Over the years, the importance of content as one of Google's ranking factors has steadily increased. If you pay attention to digital marketing trends, this is no secret. But the way Google classifies this content has changed. Most recently, there's been a shift away from content focused on including keywords in every blog post. Pages are now weighted heavier when content is specific to the type of industry -- business, product, or service -- the site is for.

Basically, what relevant content boils down to is comprehensive, helpful information written in natural, easy-to-read language.

The content on a real estate website needs to go beyond the 500-word posts discussing “How to Stage a House” and “5 Things to Repair Before You Sell.” Don't misunderstand. Those are valuable and worth keeping, but they need to go more in-depth. How do you think sites in some of the most competitive industries rank on the first page? They average over 2,000 words per blog post.

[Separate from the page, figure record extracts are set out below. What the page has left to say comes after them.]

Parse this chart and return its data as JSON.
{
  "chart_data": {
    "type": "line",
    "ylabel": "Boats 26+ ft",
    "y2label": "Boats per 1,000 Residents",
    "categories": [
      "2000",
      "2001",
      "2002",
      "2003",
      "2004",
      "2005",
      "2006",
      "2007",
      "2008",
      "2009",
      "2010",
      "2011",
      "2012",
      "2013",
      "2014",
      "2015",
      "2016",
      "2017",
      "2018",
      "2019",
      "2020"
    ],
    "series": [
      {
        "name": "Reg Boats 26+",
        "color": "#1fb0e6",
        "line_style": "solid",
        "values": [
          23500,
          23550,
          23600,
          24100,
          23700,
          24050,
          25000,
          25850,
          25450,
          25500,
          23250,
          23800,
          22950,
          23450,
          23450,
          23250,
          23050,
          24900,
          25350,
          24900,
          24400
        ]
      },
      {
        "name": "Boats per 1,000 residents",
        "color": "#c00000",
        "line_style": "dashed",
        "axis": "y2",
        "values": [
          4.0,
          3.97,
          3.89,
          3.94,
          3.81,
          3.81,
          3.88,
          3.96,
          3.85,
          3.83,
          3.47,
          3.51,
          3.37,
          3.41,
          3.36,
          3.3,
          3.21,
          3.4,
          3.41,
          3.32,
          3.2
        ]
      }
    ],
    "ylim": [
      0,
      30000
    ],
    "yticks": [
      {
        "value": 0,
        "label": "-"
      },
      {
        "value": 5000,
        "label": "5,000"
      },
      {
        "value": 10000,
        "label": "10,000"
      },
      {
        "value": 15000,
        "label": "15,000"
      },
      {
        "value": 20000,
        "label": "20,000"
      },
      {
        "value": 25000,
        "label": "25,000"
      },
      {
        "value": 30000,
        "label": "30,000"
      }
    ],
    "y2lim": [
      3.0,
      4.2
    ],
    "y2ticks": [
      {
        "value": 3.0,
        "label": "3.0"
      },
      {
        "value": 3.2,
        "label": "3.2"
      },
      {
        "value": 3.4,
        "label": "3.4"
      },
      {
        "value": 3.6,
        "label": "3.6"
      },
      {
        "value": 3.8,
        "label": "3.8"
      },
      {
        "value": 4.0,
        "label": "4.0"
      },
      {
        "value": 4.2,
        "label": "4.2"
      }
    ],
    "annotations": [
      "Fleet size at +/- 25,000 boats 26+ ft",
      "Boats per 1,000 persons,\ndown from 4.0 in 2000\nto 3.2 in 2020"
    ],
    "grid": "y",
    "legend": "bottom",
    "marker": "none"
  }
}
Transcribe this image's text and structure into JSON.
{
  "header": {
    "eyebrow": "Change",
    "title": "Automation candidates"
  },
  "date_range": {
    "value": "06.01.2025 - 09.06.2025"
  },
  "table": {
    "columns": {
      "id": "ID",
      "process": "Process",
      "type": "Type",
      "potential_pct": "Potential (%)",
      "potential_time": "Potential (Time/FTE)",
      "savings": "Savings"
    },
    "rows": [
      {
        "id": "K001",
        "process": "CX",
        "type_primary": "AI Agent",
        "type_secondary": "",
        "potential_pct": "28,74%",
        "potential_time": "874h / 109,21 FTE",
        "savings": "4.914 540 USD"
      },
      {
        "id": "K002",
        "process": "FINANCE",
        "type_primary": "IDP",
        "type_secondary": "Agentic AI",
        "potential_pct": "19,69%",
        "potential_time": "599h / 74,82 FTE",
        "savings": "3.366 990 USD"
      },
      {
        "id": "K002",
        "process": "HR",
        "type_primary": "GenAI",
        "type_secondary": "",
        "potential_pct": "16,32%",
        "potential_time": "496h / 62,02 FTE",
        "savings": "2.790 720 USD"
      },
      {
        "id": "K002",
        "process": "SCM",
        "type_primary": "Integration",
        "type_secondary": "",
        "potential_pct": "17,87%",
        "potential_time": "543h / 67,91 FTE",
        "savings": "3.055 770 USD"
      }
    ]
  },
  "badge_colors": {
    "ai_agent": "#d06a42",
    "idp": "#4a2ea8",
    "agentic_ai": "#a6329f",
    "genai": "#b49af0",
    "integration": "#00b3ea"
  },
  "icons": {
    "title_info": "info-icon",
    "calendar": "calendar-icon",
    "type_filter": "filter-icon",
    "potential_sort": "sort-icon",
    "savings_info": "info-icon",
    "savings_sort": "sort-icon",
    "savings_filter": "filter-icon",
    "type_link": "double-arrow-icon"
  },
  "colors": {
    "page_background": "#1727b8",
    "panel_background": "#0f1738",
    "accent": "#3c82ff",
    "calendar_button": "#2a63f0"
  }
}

Content should establish a real estate agency as the expert in luxury homes in their area. A potential client should not need to go to any other site to get all the information they could possibly want. Some specific examples of content to include:

  • Best areas to buy in your area if a person is a first-time home buyer, purchasing a vacation home, or retiring -- and why
  • Detailed descriptions of the various neighborhoods
  • The type of lifestyles (outdoorsy, golf-centric, laid-back surf bum, sophisticated culture, etc.) that are prevalent in communities
  • The average price per square foot of different locations
  • Descriptions and locations of schools
  • The recreation options and amenities available in or near each community
  • The sporting events around the area and where to go to catch one

By making sure your site is a helpful resource, rather than only using it as an advertisement for listings, you can jump way ahead of your competition. Here's a superb example of a property management website that understands the importance (and necessity) of relevant content. (They go as far as offering a guide for commuters with links to various public transportation options!)


The Keyword Conundrum

The beginning of the post described how difficult it can be to get quality real estate leads using keywords. But that doesn't mean it's impossible.

In fact, if you focused on the suggestions discussed in this post, your website is now much more keyword friendly. And not because you stuffed your pages with them. It’s because your site now caters to the ideal audience, not the Googlebot.


What are some other ways you’ve had success in optimizing your website? Do you feel that the real estate industry is behind when it comes to digital marketing? Please share your thoughts with the rest of us.

Denise Ho
Real Estate eBroker Services - San Diego, CA
Real Estate Agent

Great article Vicki Allsopp 

Sep 17, 2018 01:40 PM
Eileen Begley
Coldwell Banker, DelMonte - Carmel, CA
Monterey Real Estate

Good post. I particularly liked your ideas on "relevant" content. Gave me some ideas for new more interesting posts for my site. So thanks!


Sep 19, 2018 06:56 PM
Vicki Allsopp

Thanks for reading, Eileen. And I appreciate the feedback, as well. 

(I'm originally from the Central Coast (SLO) so I know you've got a lot of great blog material to work with over there in the Carmel/Monterey area!)